Last week I cracked open my copy of Month-by-Month Gardening in the Carolinas thinking I’d make a calendar for when I should start planting different types of spring vegetables. I was patting myself on the back for being ahead of the game and then I saw that some seeds should be started in January–so, once again, I was already behind schedule. I ordered some seeds and a seed starting kit that day and this weekend I started seeds for:
- Bleu of Solaise Leeks
- Purple of Romagna Artichokes
- Red Creole Onions
- Bacalan de Rennes Cabbage
- Giant of Italy Parsley
- Fractal Romanesco Broccoli
- Calabrese Green Sprouting Broccoli
- Purple of Sicily Cauliflower
- Long Island Improved Brussels Sprouts
- He Shi Ko Bunching Onions
After reading the first gardening book, I found another source that said I had about a month to go to plant most of these, but a third book agreed with the first. So it was two against one. Plus, given how long it took for some of these to grow in the fall (I still have no Brussels sprouts or cabbage), I think I’m better off starting things earlier rather than later.

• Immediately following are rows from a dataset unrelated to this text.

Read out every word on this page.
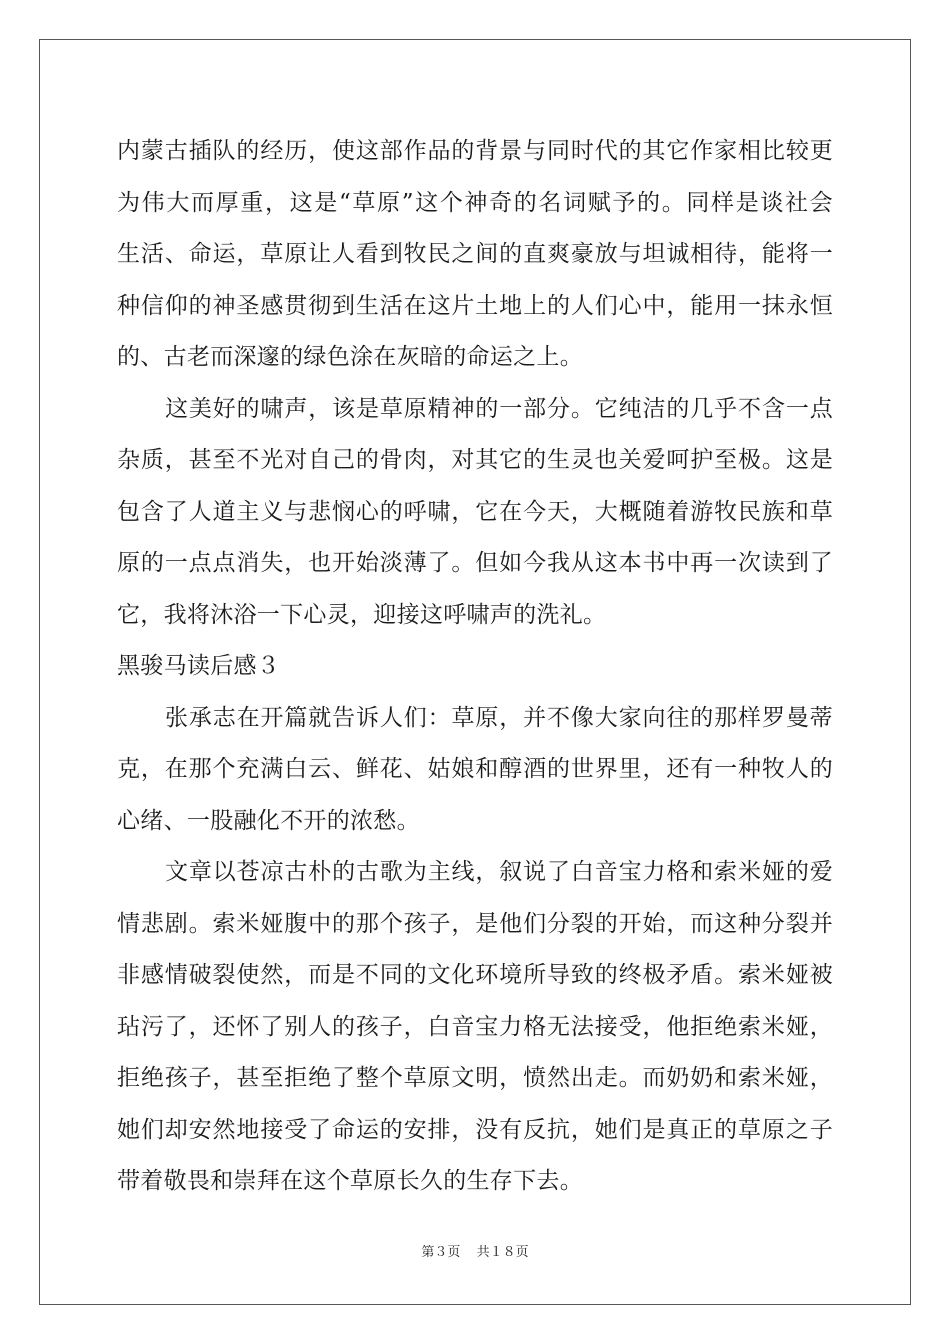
内蒙古插队的经历，使这部作品的背景与同时代的其它作家相比较更
为伟大而厚重，这是“草原”这个神奇的名词赋予的。同样是谈社会
生活、命运，草原让人看到牧民之间的直爽豪放与坦诚相待，能将一
种信仰的神圣感贯彻到生活在这片土地上的人们心中，能用一抹永恒
的、古老而深邃的绿色涂在灰暗的命运之上。
这美好的啸声，该是草原精神的一部分。它纯洁的几乎不含一点
杂质，甚至不光对自己的骨肉，对其它的生灵也关爱呵护至极。这是
包含了人道主义与悲悯心的呼啸，它在今天，大概随着游牧民族和草
原的一点点消失，也开始淡薄了。但如今我从这本书中再一次读到了
它，我将沐浴一下心灵，迎接这呼啸声的洗礼。
黑骏马读后感３
张承志在开篇就告诉人们：草原，并不像大家向往的那样罗曼蒂
克，在那个充满白云、鲜花、姑娘和醇酒的世界里，还有一种牧人的
心绪、一股融化不开的浓愁。
文章以苍凉古朴的古歌为主线，叙说了白音宝力格和索米娅的爱
情悲剧。索米娅腹中的那个孩子，是他们分裂的开始，而这种分裂并
非感情破裂使然，而是不同的文化环境所导致的终极矛盾。索米娅被
玷污了，还怀了别人的孩子，白音宝力格无法接受，他拒绝索米娅，
拒绝孩子，甚至拒绝了整个草原文明，愤然出走。而奶奶和索米娅，
她们却安然地接受了命运的安排，没有反抗，她们是真正的草原之子
带着敬畏和崇拜在这个草原长久的生存下去。
第３页 共１８页
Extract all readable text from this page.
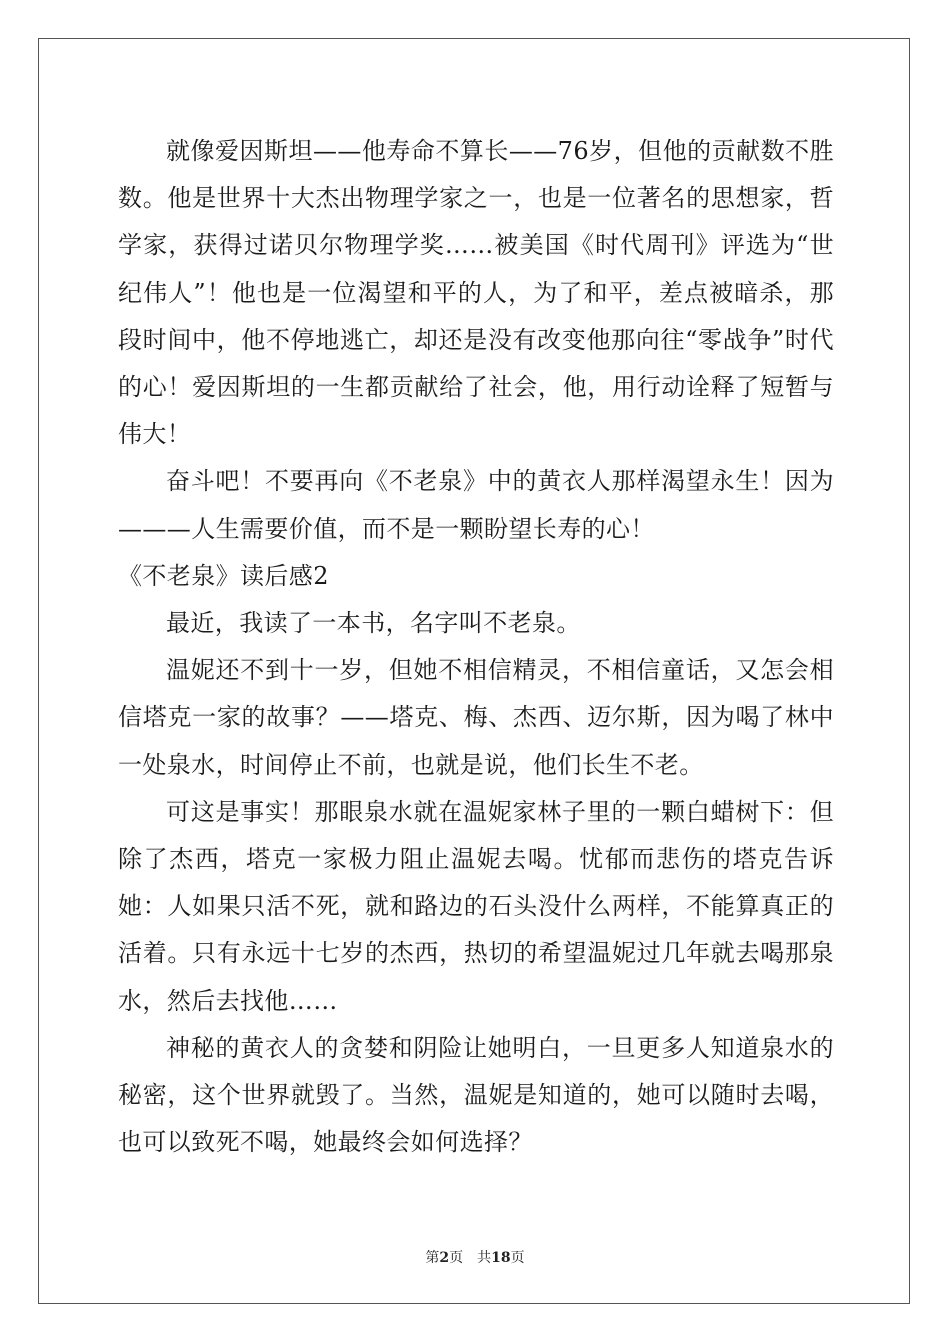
就像爱因斯坦——他寿命不算长——76岁，但他的贡献数不胜数。他是世界十大杰出物理学家之一，也是一位著名的思想家，哲学家，获得过诺贝尔物理学奖……被美国《时代周刊》评选为“世纪伟人”！他也是一位渴望和平的人，为了和平，差点被暗杀，那段时间中，他不停地逃亡，却还是没有改变他那向往“零战争”时代的心！爱因斯坦的一生都贡献给了社会，他，用行动诠释了短暂与伟大！

奋斗吧！不要再向《不老泉》中的黄衣人那样渴望永生！因为———人生需要价值，而不是一颗盼望长寿的心！

《不老泉》读后感2

最近，我读了一本书，名字叫不老泉。

温妮还不到十一岁，但她不相信精灵，不相信童话，又怎会相信塔克一家的故事？——塔克、梅、杰西、迈尔斯，因为喝了林中一处泉水，时间停止不前，也就是说，他们长生不老。

可这是事实！那眼泉水就在温妮家林子里的一颗白蜡树下：但除了杰西，塔克一家极力阻止温妮去喝。忧郁而悲伤的塔克告诉她：人如果只活不死，就和路边的石头没什么两样，不能算真正的活着。只有永远十七岁的杰西，热切的希望温妮过几年就去喝那泉水，然后去找他……

神秘的黄衣人的贪婪和阴险让她明白，一旦更多人知道泉水的秘密，这个世界就毁了。当然，温妮是知道的，她可以随时去喝，也可以致死不喝，她最终会如何选择？

第2页 共18页
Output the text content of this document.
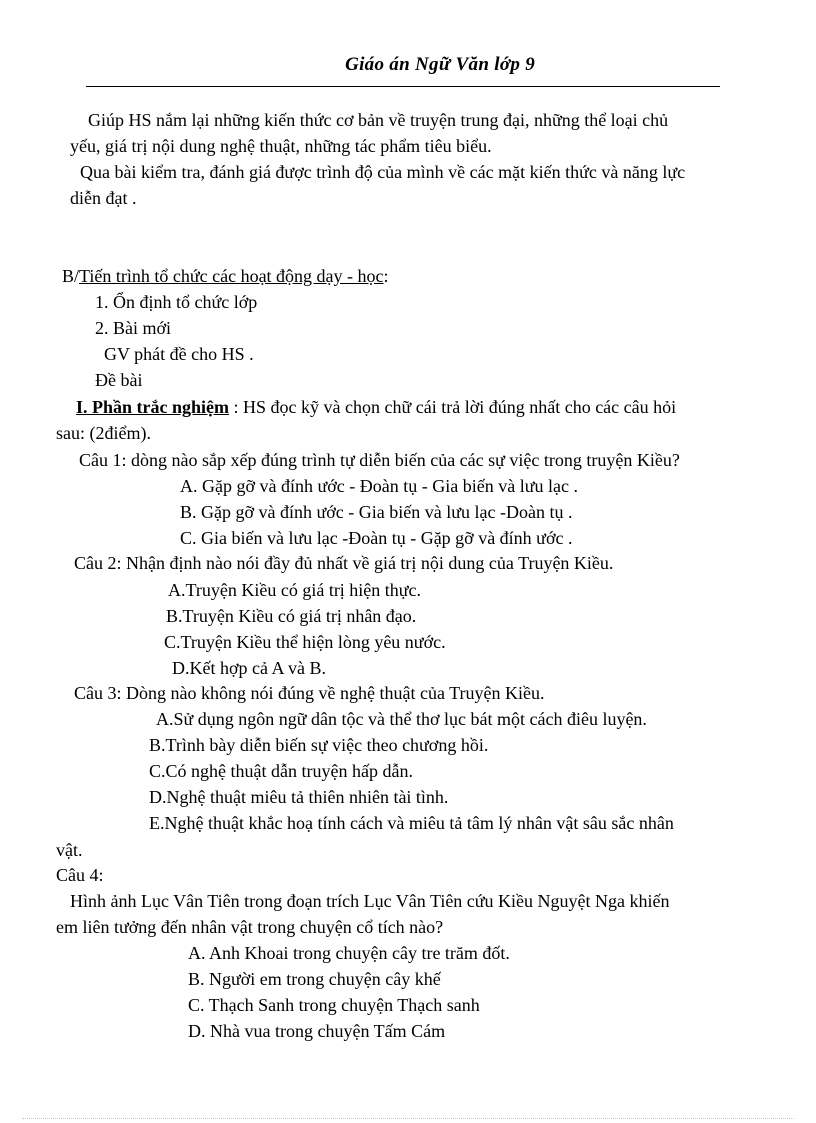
Giáo án Ngữ Văn lớp 9
Giúp HS nắm lại những kiến thức cơ bản về truyện trung đại, những thể loại chủ
yếu, giá trị nội dung nghệ thuật, những tác phẩm tiêu biểu.
Qua bài kiểm tra, đánh giá được trình độ của mình về các mặt kiến thức và năng lực
diễn đạt .
B/Tiến trình tổ chức các hoạt động dạy - học:
1. Ổn định tổ chức lớp
2. Bài mới
GV phát đề cho HS .
Đề bài
I. Phần trắc nghiệm : HS đọc kỹ và chọn chữ cái trả lời đúng nhất cho các câu hỏi
sau: (2điểm).
Câu 1: dòng nào sắp xếp đúng trình tự diễn biến của các sự việc trong truyện Kiều?
A. Gặp gỡ và đính ước - Đoàn tụ - Gia biến và lưu lạc .
B. Gặp gỡ và đính ước - Gia biến và lưu lạc -Doàn tụ .
C. Gia biến và lưu lạc -Đoàn tụ - Gặp gỡ và đính ước .
Câu 2: Nhận định nào nói đầy đủ nhất về giá trị nội dung của Truyện Kiều.
A.Truyện Kiều có giá trị hiện thực.
B.Truyện Kiều có giá trị nhân đạo.
C.Truyện Kiều thể hiện lòng yêu nước.
D.Kết hợp cả A và B.
Câu 3: Dòng nào không nói đúng về nghệ thuật của Truyện Kiều.
A.Sử dụng ngôn ngữ dân tộc và thể thơ lục bát một cách điêu luyện.
B.Trình bày diễn biến sự việc theo chương hồi.
C.Có nghệ thuật dẫn truyện hấp dẫn.
D.Nghệ thuật miêu tả thiên nhiên tài tình.
E.Nghệ thuật khắc hoạ tính cách và miêu tả tâm lý nhân vật sâu sắc nhân
vật.
Câu 4:
Hình ảnh Lục Vân Tiên trong đoạn trích Lục Vân Tiên cứu Kiều Nguyệt Nga khiến
em liên tưởng đến nhân vật trong chuyện cổ tích nào?
A. Anh Khoai trong chuyện cây tre trăm đốt.
B. Người em trong chuyện cây khế
C. Thạch Sanh trong chuyện Thạch sanh
D. Nhà vua trong chuyện Tấm Cám
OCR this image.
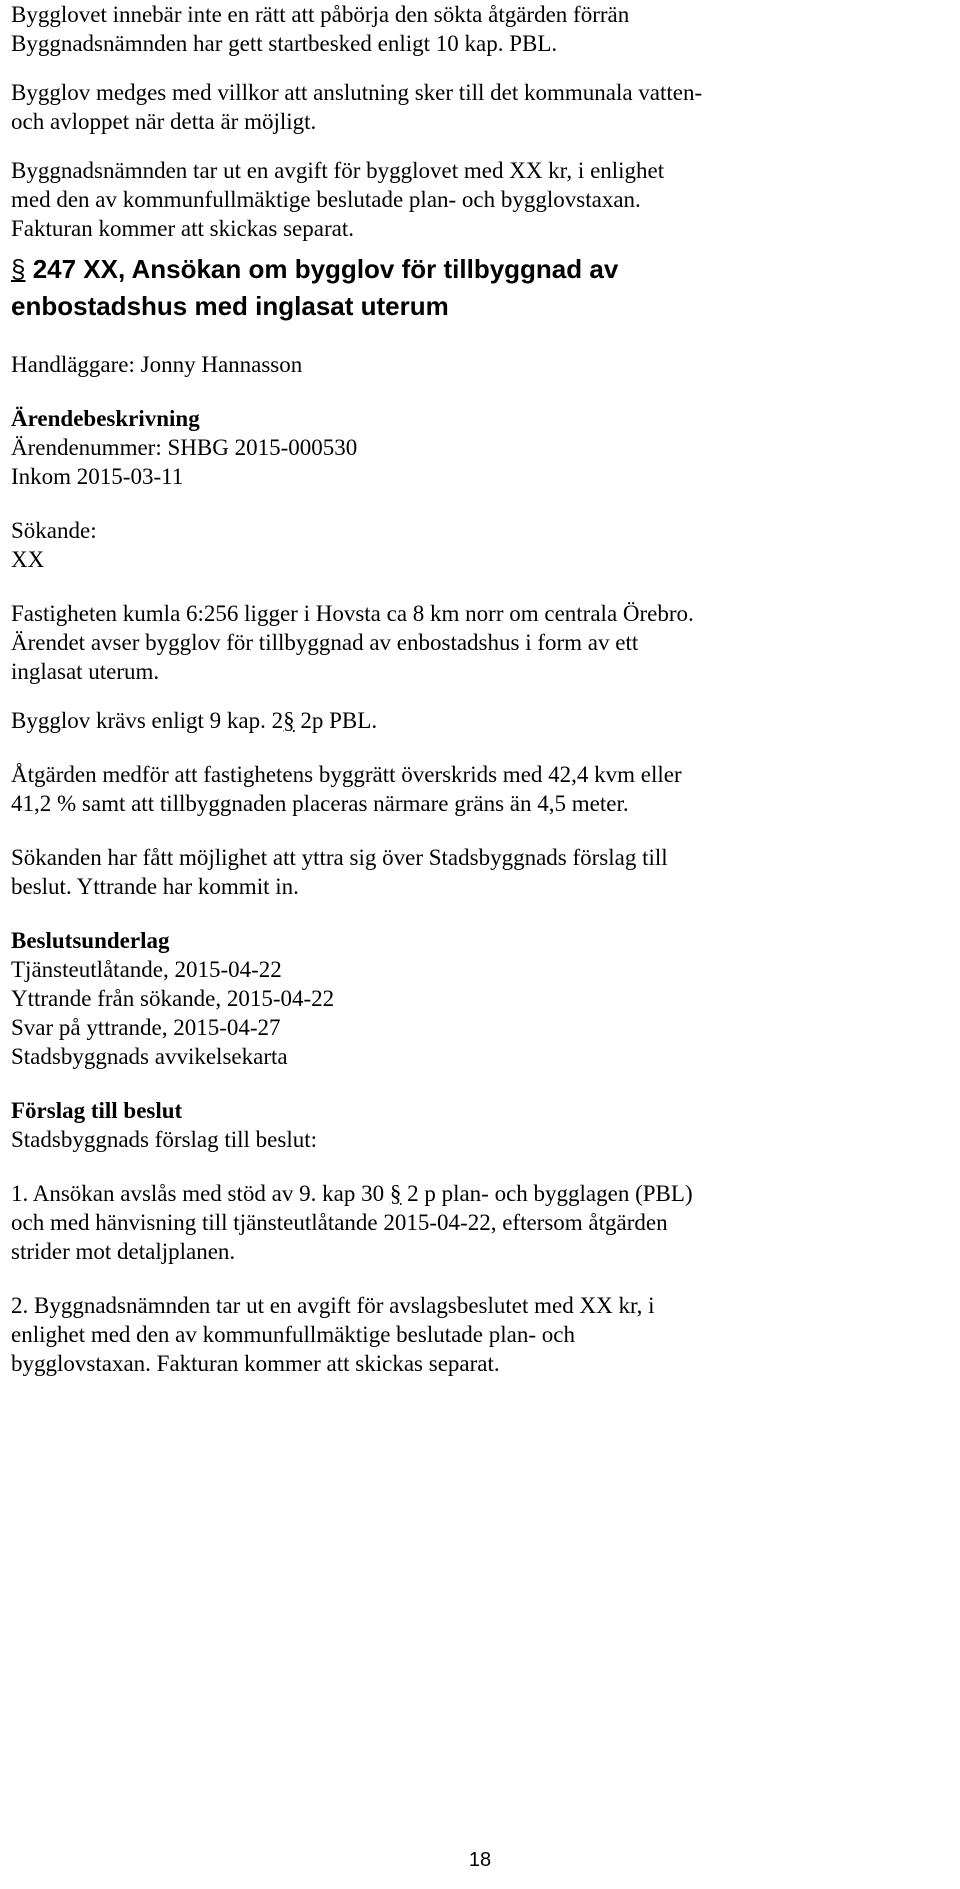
Bygglovet innebär inte en rätt att påbörja den sökta åtgärden förrän
Byggnadsnämnden har gett startbesked enligt 10 kap. PBL.

Bygglov medges med villkor att anslutning sker till det kommunala vatten-
och avloppet när detta är möjligt.

Byggnadsnämnden tar ut en avgift för bygglovet med XX kr, i enlighet
med den av kommunfullmäktige beslutade plan- och bygglovstaxan.
Fakturan kommer att skickas separat.

§ 247 XX, Ansökan om bygglov för tillbyggnad av
enbostadshus med inglasat uterum

Handläggare: Jonny Hannasson

Ärendebeskrivning

Ärendenummer: SHBG 2015-000530

Inkom 2015-03-11

Sökande:

XX

Fastigheten kumla 6:256 ligger i Hovsta ca 8 km norr om centrala Örebro.
Ärendet avser bygglov för tillbyggnad av enbostadshus i form av ett
inglasat uterum.

Bygglov krävs enligt 9 kap. 2§ 2p PBL.

Åtgärden medför att fastighetens byggrätt överskrids med 42,4 kvm eller
41,2 % samt att tillbyggnaden placeras närmare gräns än 4,5 meter.

Sökanden har fått möjlighet att yttra sig över Stadsbyggnads förslag till
beslut. Yttrande har kommit in.

Beslutsunderlag

Tjänsteutlåtande, 2015-04-22

Yttrande från sökande, 2015-04-22

Svar på yttrande, 2015-04-27

Stadsbyggnads avvikelsekarta

Förslag till beslut

Stadsbyggnads förslag till beslut:

1. Ansökan avslås med stöd av 9. kap 30 § 2 p plan- och bygglagen (PBL)
och med hänvisning till tjänsteutlåtande 2015-04-22, eftersom åtgärden
strider mot detaljplanen.

2. Byggnadsnämnden tar ut en avgift för avslagsbeslutet med XX kr, i
enlighet med den av kommunfullmäktige beslutade plan- och
bygglovstaxan. Fakturan kommer att skickas separat.

18
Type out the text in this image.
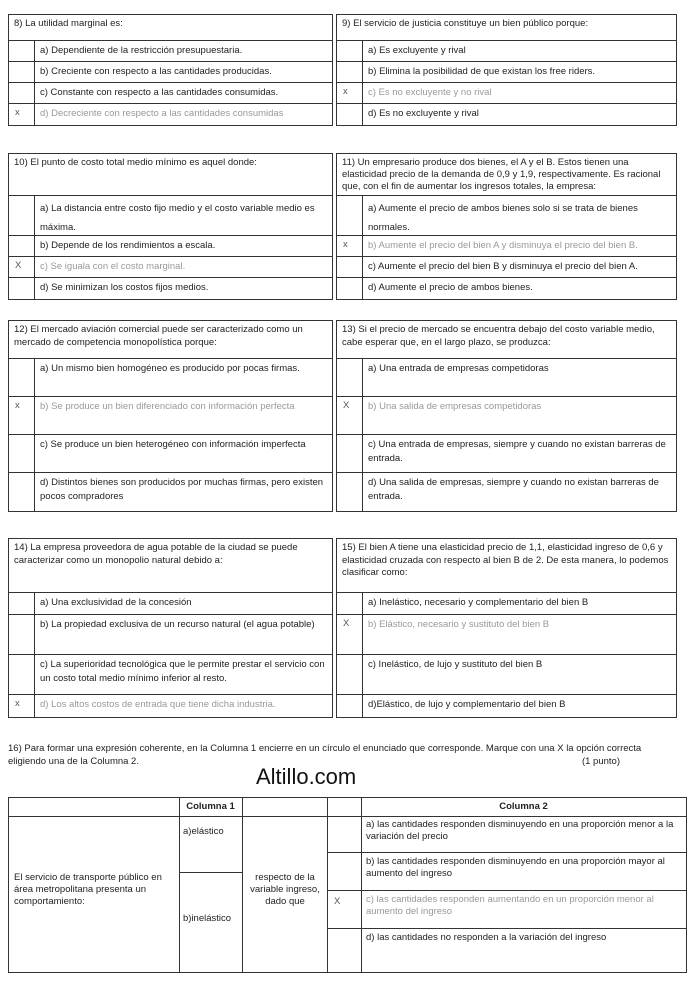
8) La utilidad marginal es:
a) Dependiente de la restricción presupuestaria.
b) Creciente con respecto a las cantidades producidas.
c) Constante con respecto a las cantidades consumidas.
x	d) Decreciente con respecto a las cantidades consumidas
9) El servicio de justicia constituye un bien público porque:
a) Es excluyente y rival
b) Elimina la posibilidad de que existan los free riders.
x	c) Es no excluyente y no rival
d) Es no excluyente y rival
10) El punto de costo total medio mínimo es aquel donde:
a) La distancia entre costo fijo medio y el costo variable medio es máxima.
b) Depende de los rendimientos a escala.
X	c) Se iguala con el costo marginal.
d) Se minimizan los costos fijos medios.
11) Un empresario produce dos bienes, el A y el B. Estos tienen una elasticidad precio de la demanda de 0,9 y 1,9, respectivamente. Es racional que, con el fin de aumentar los ingresos totales, la empresa:
a) Aumente el precio de ambos bienes solo si se trata de bienes normales.
x	b) Aumente el precio del bien A y disminuya el precio del bien B.
c) Aumente el precio del bien B y disminuya el precio del bien A.
d) Aumente el precio de ambos bienes.
12) El mercado aviación comercial puede ser caracterizado como un mercado de competencia monopolística porque:
a) Un mismo bien homogéneo es producido por pocas firmas.
x	b) Se produce un bien diferenciado con información perfecta
c) Se produce un bien heterogéneo con información imperfecta
d) Distintos bienes son producidos por muchas firmas, pero existen pocos compradores
13) Si el precio de mercado se encuentra debajo del costo variable medio, cabe esperar que, en el largo plazo, se produzca:
a) Una entrada de empresas competidoras
X	b) Una salida de empresas competidoras
c) Una entrada de empresas, siempre y cuando no existan barreras de entrada.
d) Una salida de empresas, siempre y cuando no existan barreras de entrada.
14) La empresa proveedora de agua potable de la ciudad se puede caracterizar como un monopolio natural debido a:
a) Una exclusividad de la concesión
b) La propiedad exclusiva de un recurso natural (el agua potable)
c) La superioridad tecnológica que le permite prestar el servicio con un costo total medio mínimo inferior al resto.
x	d) Los altos costos de entrada que tiene dicha industria.
15) El bien A tiene una elasticidad precio de 1,1, elasticidad ingreso de 0,6 y elasticidad cruzada con respecto al bien B de 2. De esta manera, lo podemos clasificar como:
a) Inelástico, necesario y complementario del bien B
X	b) Elástico, necesario y sustituto del bien B
c) Inelástico, de lujo y sustituto del bien B
d)Elástico, de lujo y complementario del bien B
16) Para formar una expresión coherente, en la Columna 1 encierre en un círculo el enunciado que corresponde. Marque con una X la opción correcta eligiendo una de la Columna 2.	(1 punto)
Altillo.com
Columna 1	Columna 2
El servicio de transporte público en área metropolitana presenta un comportamiento:
a)elástico
b)inelástico
respecto de la variable ingreso, dado que
a) las cantidades responden disminuyendo en una proporción menor a la variación del precio
b) las cantidades responden disminuyendo en una proporción mayor al aumento del ingreso
X	c) las cantidades responden aumentando en un proporción menor al aumento del ingreso
d) las cantidades no responden a la variación del ingreso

Instead of doing newspaper pots like last time, I’m using a self-watering flat stationed underneath my Aerogarden’s grow light. I will probably return to peat or newspaper pots for the summer garden, but since I’m starting these inside (and the tray needs to fit on the Aerogarden), I figured this would be less of a mess. I’m so excited for my spring garden!
That said, almost everything from fall is still hanging in there. I harvested cauliflower from each plant, so I pulled all of those since they don’t get side shoots. I also removed the largest broccoli plant because it started getting droopy and sad looking. The remaining broccoli plants are producing some small secondary heads, which we’ll probably have in curry on Friday.
I have no idea what’s going on with the chard, but all of the larger leaves got droopy last week, so I cut them off. Again. It seems like as soon as I think I’m going to have some leaves big enough to eat, something happens to them! In this picture, they actually don’t look too bad–maybe we should have tried eating them?
I decided it was time to pull the remaining carrots, beets, and radishes from the garden because it’s been a few months since they were supposed to mature. The beets had grown about an inch tall above the ground, so not surprisingly, they produced nothing. The carrots that I had left in were tiny little nubs too. I got a few hailstone radishes which were big enough to eat, although I don’t like radishes and my husband forgot to eat them. Sigh.
So are you gearing up for your spring gardening yet? What are you going to be growing?